On events in Eastern Europe since 1989, New Yorkers displayed slightly more knowledge than they showed on the constituent countries of the region. Most seemed aware that communism in Eastern Europe and the former Soviet Union had collapsed, but some were not sure when. Like this Irish-born secretary:
"I know some of those countries became independent, they broke away from Russia, I don't know [if] it [was] in the last 10 years, or more than that, but certainly recently."
Here's a 23-year-old computer consultant free-associating on the subject:
"Soviet Union fell... Germany united, Berlin Wall fell, Yugoslavia broke down and there is civil war, U.S. intervened, dropped a few bombs here and there, I believe Milosevic is still in power.

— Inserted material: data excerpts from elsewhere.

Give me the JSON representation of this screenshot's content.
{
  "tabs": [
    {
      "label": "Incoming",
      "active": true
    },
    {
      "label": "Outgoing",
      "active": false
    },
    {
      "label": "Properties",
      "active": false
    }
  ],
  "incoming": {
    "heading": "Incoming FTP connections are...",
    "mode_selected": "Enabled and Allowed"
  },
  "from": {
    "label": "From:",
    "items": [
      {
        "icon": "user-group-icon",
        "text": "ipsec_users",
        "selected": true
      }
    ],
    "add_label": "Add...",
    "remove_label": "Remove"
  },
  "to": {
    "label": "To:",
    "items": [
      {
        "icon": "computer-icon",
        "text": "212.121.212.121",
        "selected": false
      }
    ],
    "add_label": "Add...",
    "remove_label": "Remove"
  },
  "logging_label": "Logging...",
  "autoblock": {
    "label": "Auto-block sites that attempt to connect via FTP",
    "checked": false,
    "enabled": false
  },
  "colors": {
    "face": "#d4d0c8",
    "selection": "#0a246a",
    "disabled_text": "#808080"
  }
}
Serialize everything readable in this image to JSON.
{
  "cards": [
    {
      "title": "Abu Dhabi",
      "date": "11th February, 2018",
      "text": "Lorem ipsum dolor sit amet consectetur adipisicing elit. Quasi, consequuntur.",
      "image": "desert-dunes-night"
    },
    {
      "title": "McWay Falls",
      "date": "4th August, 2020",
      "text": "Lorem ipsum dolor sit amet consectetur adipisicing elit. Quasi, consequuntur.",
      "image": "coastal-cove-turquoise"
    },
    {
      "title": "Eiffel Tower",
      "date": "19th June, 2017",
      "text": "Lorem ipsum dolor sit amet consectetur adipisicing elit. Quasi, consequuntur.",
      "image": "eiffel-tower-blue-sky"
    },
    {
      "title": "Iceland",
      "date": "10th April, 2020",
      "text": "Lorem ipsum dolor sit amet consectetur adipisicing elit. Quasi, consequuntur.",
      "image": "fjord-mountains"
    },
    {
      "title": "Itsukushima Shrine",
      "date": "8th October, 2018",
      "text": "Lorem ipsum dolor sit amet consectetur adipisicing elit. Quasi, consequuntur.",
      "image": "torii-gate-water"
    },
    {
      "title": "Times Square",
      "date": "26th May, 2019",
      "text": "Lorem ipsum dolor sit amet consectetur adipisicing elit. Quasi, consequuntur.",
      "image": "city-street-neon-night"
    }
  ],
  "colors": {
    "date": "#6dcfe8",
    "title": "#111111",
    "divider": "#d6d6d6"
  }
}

I don't know what's going on in Romania or Bulgaria."
This next young man, who said he was a pimp, was even less sure of recent history:
"Didn't they got some kind of independence? Like they got McDonalds, I think...I think they have a lot more toilet paper now... I think they live somewhat better but they are still struggling for some freedom..."
New Yorkers were divided on the question of how much the U.S. should involve itself in political and economic developments in Eastern Europe and the former Soviet Union. But as was the case with Kosovo, the majority said the U.S. should always be involved where there are violations of human rights. Typical was this 51-year-old criminal investigator:
"I think that we should be involved with what you may call... ethnic cleansing. I don't think the United States should be the world's police, but offer assistance when the country really is asking for it."
Statistically speaking, the number of those interviewed for this report does not allow for scientific conclusions on public opinion in New York. But other, more sociologically grounded studies have suggested that the average New Yorker actually pays more attention to international news than does the average American.
This should come as no surprise: After all, United Nations headquarters and those of many major U.S. TV networks are located in New York City. Brash as it may sound, the city's current mayor, Rudolph Giuliani, long ago proclaimed New York as "The Capital of the World."